À quoi sert la séquence d’accès dans le pricing SAP ?
La séquence d’accès définit l’ordre dans lequel SAP cherche un enregistrement de condition valide, du critère le plus spécifique au plus général. SAP s’arrête dès qu’il trouve une valeur. C’est ce qui permet à un prix négocié pour un client donné de l’emporter sur un tarif général.
Qu’est-ce que le schéma de calcul (pricing procedure) en SAP SD ?
C’est la liste ordonnée des types de condition appliquée à un document de vente.

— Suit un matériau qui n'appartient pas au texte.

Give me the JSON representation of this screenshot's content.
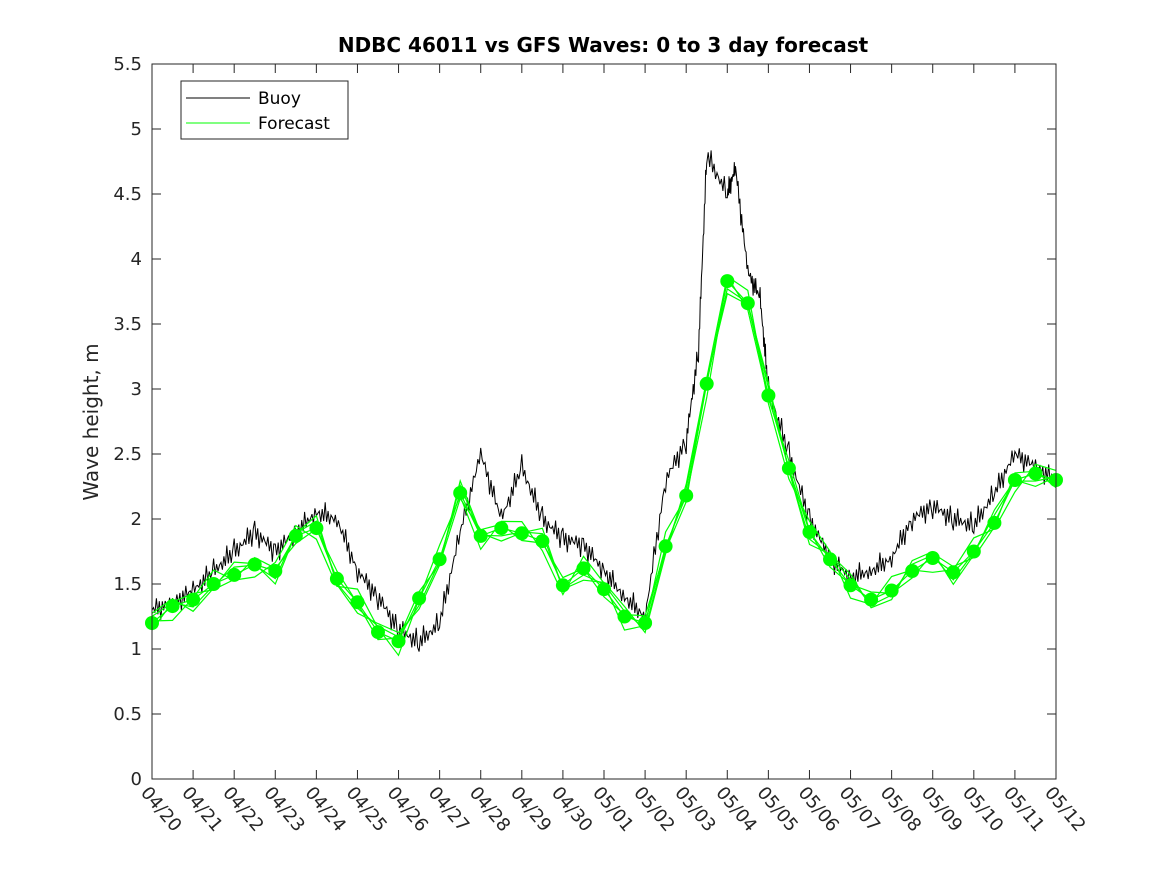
{
  "chart_data": {
    "type": "line",
    "title": "NDBC 46011 vs GFS Waves: 0 to 3 day forecast",
    "xlabel": "",
    "ylabel": "Wave height, m",
    "xlim": [
      "04/20",
      "05/12"
    ],
    "ylim": [
      0,
      5.5
    ],
    "x_tick_labels": [
      "04/20",
      "04/21",
      "04/22",
      "04/23",
      "04/24",
      "04/25",
      "04/26",
      "04/27",
      "04/28",
      "04/29",
      "04/30",
      "05/01",
      "05/02",
      "05/03",
      "05/04",
      "05/05",
      "05/06",
      "05/07",
      "05/08",
      "05/09",
      "05/10",
      "05/11",
      "05/12"
    ],
    "y_ticks": [
      0,
      0.5,
      1,
      1.5,
      2,
      2.5,
      3,
      3.5,
      4,
      4.5,
      5,
      5.5
    ],
    "y_tick_labels": [
      "0",
      "0.5",
      "1",
      "1.5",
      "2",
      "2.5",
      "3",
      "3.5",
      "4",
      "4.5",
      "5",
      "5.5"
    ],
    "grid": false,
    "legend": {
      "placement": "top-left",
      "entries": [
        "Buoy",
        "Forecast"
      ]
    },
    "colors": {
      "buoy": "#000000",
      "forecast": "#00ff00"
    },
    "x_units": "days since 04/20 00:00",
    "series": [
      {
        "name": "Buoy",
        "x": [
          0,
          0.5,
          1,
          1.5,
          2,
          2.5,
          3,
          3.5,
          4,
          4.5,
          5,
          5.5,
          6,
          6.5,
          7,
          7.5,
          8,
          8.5,
          9,
          9.5,
          10,
          10.5,
          11,
          11.5,
          12,
          12.5,
          13,
          13.3,
          13.5,
          14,
          14.2,
          14.5,
          14.8,
          15,
          15.5,
          16,
          16.5,
          17,
          17.5,
          18,
          18.5,
          19,
          19.5,
          20,
          20.5,
          21,
          21.5,
          22
        ],
        "y": [
          1.3,
          1.35,
          1.45,
          1.6,
          1.75,
          1.9,
          1.75,
          1.9,
          2.05,
          2.0,
          1.6,
          1.4,
          1.15,
          1.05,
          1.2,
          1.9,
          2.5,
          2.0,
          2.4,
          2.0,
          1.85,
          1.8,
          1.6,
          1.4,
          1.25,
          2.3,
          2.6,
          3.3,
          4.8,
          4.5,
          4.7,
          3.9,
          3.7,
          3.0,
          2.5,
          2.0,
          1.7,
          1.55,
          1.6,
          1.7,
          2.0,
          2.1,
          2.0,
          1.95,
          2.2,
          2.5,
          2.4,
          2.3
        ]
      },
      {
        "name": "Forecast",
        "x": [
          0,
          0.5,
          1,
          1.5,
          2,
          2.5,
          3,
          3.5,
          4,
          4.5,
          5,
          5.5,
          6,
          6.5,
          7,
          7.5,
          8,
          8.5,
          9,
          9.5,
          10,
          10.5,
          11,
          11.5,
          12,
          12.5,
          13,
          13.5,
          14,
          14.5,
          15,
          15.5,
          16,
          16.5,
          17,
          17.5,
          18,
          18.5,
          19,
          19.5,
          20,
          20.5,
          21,
          21.5,
          22
        ],
        "y": [
          1.2,
          1.33,
          1.38,
          1.5,
          1.57,
          1.65,
          1.6,
          1.87,
          1.93,
          1.54,
          1.36,
          1.13,
          1.06,
          1.39,
          1.69,
          2.2,
          1.87,
          1.93,
          1.89,
          1.83,
          1.49,
          1.62,
          1.46,
          1.25,
          1.2,
          1.79,
          2.18,
          3.04,
          3.83,
          3.66,
          2.95,
          2.39,
          1.9,
          1.69,
          1.49,
          1.38,
          1.45,
          1.6,
          1.7,
          1.59,
          1.75,
          1.97,
          2.3,
          2.35,
          2.3
        ]
      }
    ]
  }
}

Il détermine quels éléments de prix entrent en jeu, dans quel ordre, et comment ils se combinent (sous-totaux, bases de calcul des remises). C’est la recette que SAP exécute pour produire le prix.
Comment savoir pourquoi un prix donné s’applique à une ligne de commande ?
Utilisez la fonction d’analyse du calcul du prix disponible sur la ligne de commande. Elle déroule, type de condition par type de condition, quel accès a été tenté, lequel a abouti, et quel enregistrement de condition a fourni la valeur. C’est le premier réflexe de diagnostic, avant toute modification.
Comment créer un prix de vente dans SAP SD ?
Vous créez un enregistrement de condition pour le type de condition voulu, au bon niveau (client, produit) et avec une période de validité. En SAP S/4HANA, l’application Fiori « Manage Prices – Sales » centralise cette maintenance ; en transaction classique, la transaction standard de création d’un enregistrement de condition est VK11. Sans enregistrement valide à la date du document, aucun prix ne remonte.